The paragraph hints to the fact that you can't use getLine in a function which has a "pure" type, without the IO monad occurring in it. E.g. if we try to run

lineLength :: Int -> Int
lineLength n = n + length getLine

the compiler will complain because length expects a String (or any other list type) but getLine is an IO String. So there's a type mismatch.

But this does not mean that length and getLine can not be composed: here's how

lineLength :: Int -> IO Int
lineLength n = do
    line <- getLine
    return (n + length line)

Above we temporarily "remove the IO" since line :: String, so that length can be applied to it, and n added to the result. However, then we are forced to use return to transform a pure Int result into an IO Int.
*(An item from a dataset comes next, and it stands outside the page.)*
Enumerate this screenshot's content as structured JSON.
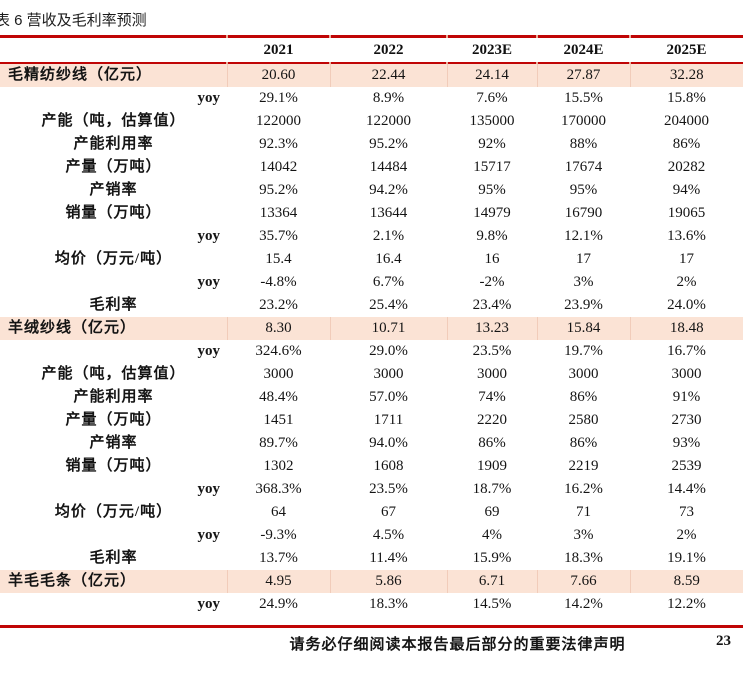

Notice how the IO also ends up in the function signature: this is unavoidable. In Haskell, if a function does impure things such as using IO, then the type system forces you to use IO in the type. This is the "taint" the quote is referring to: once you use an impure function/value with an IO type, then you have to use IO in the type of your own code, and any caller of that in turn will have to use IO. Impurity must be propagated in the type signatures.

This also means that if you see f :: Int -> Int, you can rely one the fact that the compiler proved the function to be pure: it will return the same result for the same input. (There are a few low-level ways to circumvent this, but they are not meant to be used in regular code.)

chi
  • 111,837
  • 3
  • 133
  • 218